To the east of the village rises the iconic Château d'Aigle, an 11th century castle that now houses a wine museum. Right next to the castle is the restaurant La Pinte du Paradis restaurant – in addition to first-class bistro cuisine, you will find a large selection of regional wines here. It is perfect for a short refreshment stop. We continue to Ollon, where we pay a visit to the talented winemaker Bernard Cavé. Cavé, a master of finesse-rich, profound wines, cultivates various prestigious vineyards in Ollon as well as Aigle. His Chasselas, vinified in amphorae among other vessels, reveal a new dimension to the variety.

Further south in Bex is probably the best-known salt works in Switzerland. Craftsmanship is a big part of salt production here to this day.
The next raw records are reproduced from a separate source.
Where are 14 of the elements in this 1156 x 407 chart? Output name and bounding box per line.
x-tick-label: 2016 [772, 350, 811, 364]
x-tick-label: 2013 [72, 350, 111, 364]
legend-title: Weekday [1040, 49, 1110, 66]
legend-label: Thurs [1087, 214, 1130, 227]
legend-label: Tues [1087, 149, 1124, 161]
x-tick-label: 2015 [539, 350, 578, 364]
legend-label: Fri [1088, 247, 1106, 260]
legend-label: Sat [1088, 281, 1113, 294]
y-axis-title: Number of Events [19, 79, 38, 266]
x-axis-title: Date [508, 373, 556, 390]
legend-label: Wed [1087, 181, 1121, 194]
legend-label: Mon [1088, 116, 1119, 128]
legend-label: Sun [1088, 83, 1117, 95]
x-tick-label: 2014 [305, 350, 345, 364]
This is especially true in the production of Fleur des Alpes, a gourmet salt of the Swiss Alps, which is reminiscent of fleur de sel in its structure. For this salt, the salt-laden water is conveyed to evaporation vats. Fragile crystals form on the surface and gradually settle at the bottom of the basins and are then harvested by hand. For gourmets, a visit afterwards to the restaurant Le Café Suisse, also in Bex, is a must. Playful and fresh describes not only the annually changing interior of Café Suisse, but also the extravagant cooking style of young star chef Marie Robert. She cooks her way into many gourmets' hearts with her extremely creative compositions and fairytale presentation.